Microsoft: the add-in runs within your own Microsoft 365 / Outlook environment; the re-attaching of the files takes place via Microsoft Graph using your own sign-in (see section 4). In this respect, Microsoft is not our processor — the processing takes place within your Microsoft tenant, for which separate agreements between you or your organisation and Microsoft apply. No disclosure of your data to third parties beyond this takes place.

09 Your rights as a data subject

Under the GDPR you have the following rights:

  • Access (Art. 15 GDPR)
  • Rectification (Art. 16 GDPR)
  • Erasure (Art. 17 GDPR) and restriction of processing (Art. 18 GDPR)
  • Data portability (Art. 20 GDPR)
  • Objection to processing based on Art. 6(1)(f) GDPR (Art. 21 GDPR)
  • Withdrawal of a consent given, with effect for the future

To exercise them, an informal message to the email address named in section 1 is sufficient.

Right to lodge a complaint (Art. 77 GDPR): you can lodge a complaint with a data protection supervisory authority. The authority responsible for the controller is:

Berlin Commissioner for Data Protection and Freedom of Information
(Berliner Beauftragte für Datenschutz und Informationsfreiheit)
Alt-Moabit 59–61
10555 Berlin
Phone: +49 30 13889-0
Email: mailbox@datenschutz-berlin.de
Web: datenschutz-berlin.de

10 Storage period & deletion

We store personal data only for as long as is necessary for the stated purposes or as long as statutory retention obligations exist. Server logs are processed in accordance with section 3. As this marketing website maintains no accounts and no cookies of its own, no further personal master data arises here; for the paid account area, see sections 14 and 15.

11 No automated decision-making

Automated decision-making, including profiling within the meaning of Art. 22 GDPR, does not take place.

12 Minors

The service is not directed at children.
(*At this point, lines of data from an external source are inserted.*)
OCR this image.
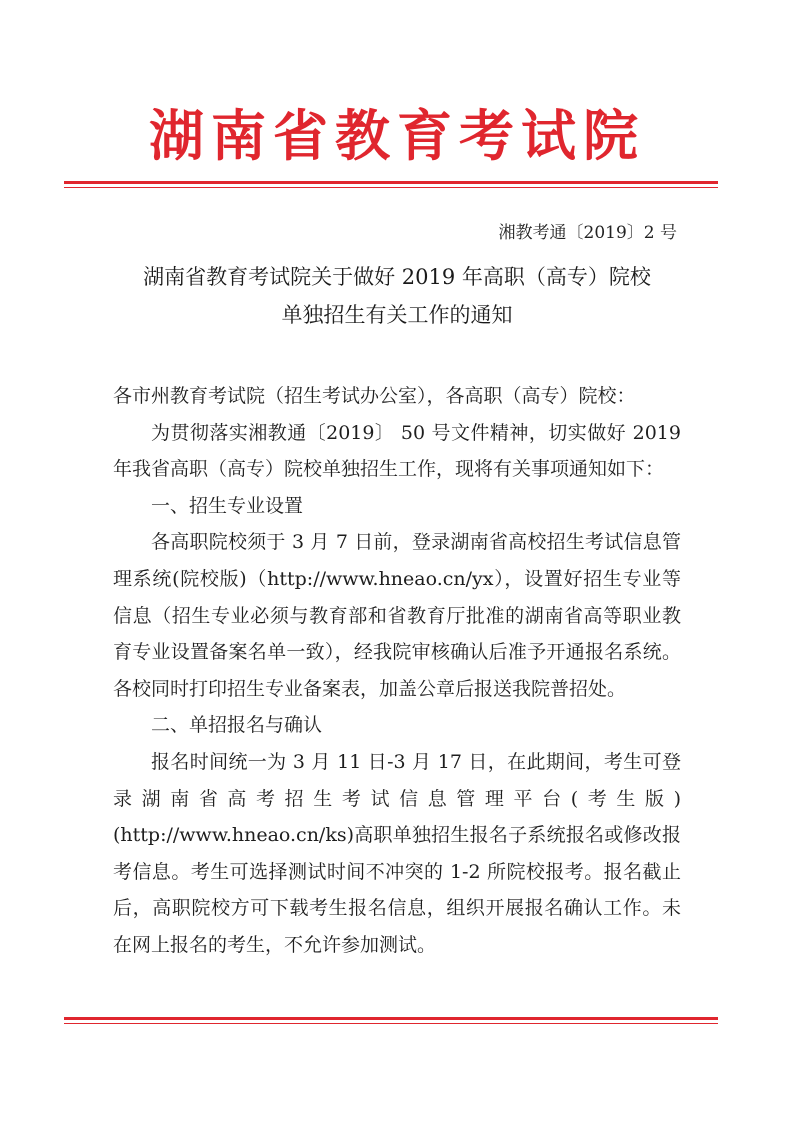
湖南省教育考试院
湘教考通〔2019〕2 号
湖南省教育考试院关于做好 2019 年高职（高专）院校
单独招生有关工作的通知

各市州教育考试院（招生考试办公室），各高职（高专）院校：

为贯彻落实湘教通〔2019〕 50 号文件精神，切实做好 2019 年我省高职（高专）院校单独招生工作，现将有关事项通知如下：

一、招生专业设置

各高职院校须于 3 月 7 日前，登录湖南省高校招生考试信息管理系统(院校版)（http://www.hneao.cn/yx），设置好招生专业等信息（招生专业必须与教育部和省教育厅批准的湖南省高等职业教育专业设置备案名单一致），经我院审核确认后准予开通报名系统。各校同时打印招生专业备案表，加盖公章后报送我院普招处。

二、单招报名与确认

报名时间统一为 3 月 11 日-3 月 17 日，在此期间，考生可登录湖南省高考招生考试信息管理平台(考生版)(http://www.hneao.cn/ks)高职单独招生报名子系统报名或修改报考信息。考生可选择测试时间不冲突的 1-2 所院校报考。报名截止后，高职院校方可下载考生报名信息，组织开展报名确认工作。未在网上报名的考生，不允许参加测试。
Persons under the age of 16 should not transmit any personal data without the consent of their legal guardians.

13 SSL/TLS encryption & changes

For security reasons, this site uses SSL/TLS encryption, recognisable by the „https://“ in your browser’s address bar. We adapt this privacy policy when the data processing or the legal situation changes. The version published here at any given time applies.

14 Account & paid plans

For the paid plans (Pro, Lifetime) and to manage mailboxes, we operate a user account in the account area (app.replywithattachments.com). This goes beyond the purely static marketing website described above.
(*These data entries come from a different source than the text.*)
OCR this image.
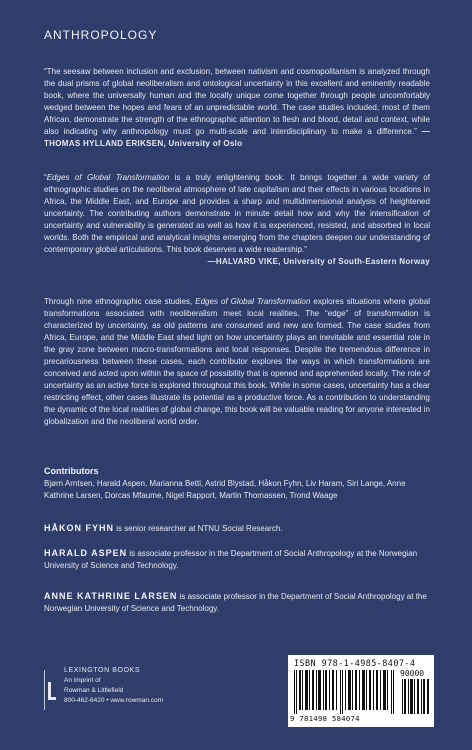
ANTHROPOLOGY

“The seesaw between inclusion and exclusion, between nativism and cosmopolitanism is analyzed through the dual prisms of global neoliberalism and ontological uncertainty in this excellent and eminently readable book, where the universally human and the locally unique come together through people uncomfortably wedged between the hopes and fears of an unpredictable world. The case studies included, most of them African, demonstrate the strength of the ethnographic attention to flesh and blood, detail and context, while also indicating why anthropology must go multi-scale and interdisciplinary to make a difference.” —THOMAS HYLLAND ERIKSEN, University of Oslo

“Edges of Global Transformation is a truly enlightening book. It brings together a wide variety of ethnographic studies on the neoliberal atmosphere of late capitalism and their effects in various locations in Africa, the Middle East, and Europe and provides a sharp and multidimensional analysis of heightened uncertainty. The contributing authors demonstrate in minute detail how and why the intensification of uncertainty and vulnerability is generated as well as how it is experienced, resisted, and absorbed in local worlds. Both the empirical and analytical insights emerging from the chapters deepen our understanding of contemporary global articulations. This book deserves a wide readership.”

—HALVARD VIKE, University of South-Eastern Norway

Through nine ethnographic case studies, Edges of Global Transformation explores situations where global transformations associated with neoliberalism meet local realities. The “edge” of transformation is characterized by uncertainty, as old patterns are consumed and new are formed. The case studies from Africa, Europe, and the Middle East shed light on how uncertainty plays an inevitable and essential role in the gray zone between macro-transformations and local responses. Despite the tremendous difference in precariousness between these cases, each contributor explores the ways in which transformations are conceived and acted upon within the space of possibility that is opened and apprehended locally. The role of uncertainty as an active force is explored throughout this book. While in some cases, uncertainty has a clear restricting effect, other cases illustrate its potential as a productive force. As a contribution to understanding the dynamic of the local realities of global change, this book will be valuable reading for anyone interested in globalization and the neoliberal world order.

Contributors
Bjørn Arntsen, Harald Aspen, Marianna Betti, Astrid Blystad, Håkon Fyhn, Liv Haram, Siri Lange, Anne Kathrine Larsen, Dorcas Mfaume, Nigel Rapport, Martin Thomassen, Trond Waage
HÅKON FYHN is senior researcher at NTNU Social Research.
HARALD ASPEN is associate professor in the Department of Social Anthropology at the Norwegian University of Science and Technology.
ANNE KATHRINE LARSEN is associate professor in the Department of Social Anthropology at the Norwegian University of Science and Technology.
LEXINGTON BOOKS
An imprint of
Rowman & Littlefield
800-462-6420 • www.rowman.com
ISBN 978-1-4985-8407-4
90000
9 781498 584074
  • Data processed: email address, sign-in data (one-time code or password in hashed form), connected mailboxes/accounts (Exchange mailbox identifiers), plan and status information, sign-in timestamps.
  • Purpose & legal basis: provision and management of the account, authentication and performance of the usage contract — Art. 6(1)(b) GDPR; security and abuse prevention — Art. 6(1)(f) GDPR.
  • Transactional emails: for sign-in we send a one-time code and, where applicable, contract confirmations by email.
  • Cookies/tokens: the signed-in account area uses technically necessary cookies or comparable storage (e.g. session/authentication tokens); no consent is required for these (§ 25(2) no. 2 TDDDG). No tracking or marketing cookies are set.
  • Storage period: for the duration of the account; after deletion the data is erased unless statutory retention obligations apply (see section 15).

15 Payment via Stripe

Paid plans are processed via the payment service provider Stripe (Stripe Payments Europe, Ltd., Dublin, Ireland).

  • Data processed: name, email address, billing and transaction data, payment-method data. Full payment-method details are collected and processed by Stripe; we do not receive them in clear text.
  • Purpose & legal basis: performance of the payment and the contract — Art. 6(1)(b) GDPR; compliance with tax and commercial-law obligations — Art. 6(1)(c) GDPR; fraud prevention — Art. 6(1)(f) GDPR.
  • Storage period: invoices/accounting records are retained in line with statutory retention periods (generally up to ten years, § 147 AO, § 257 HGB).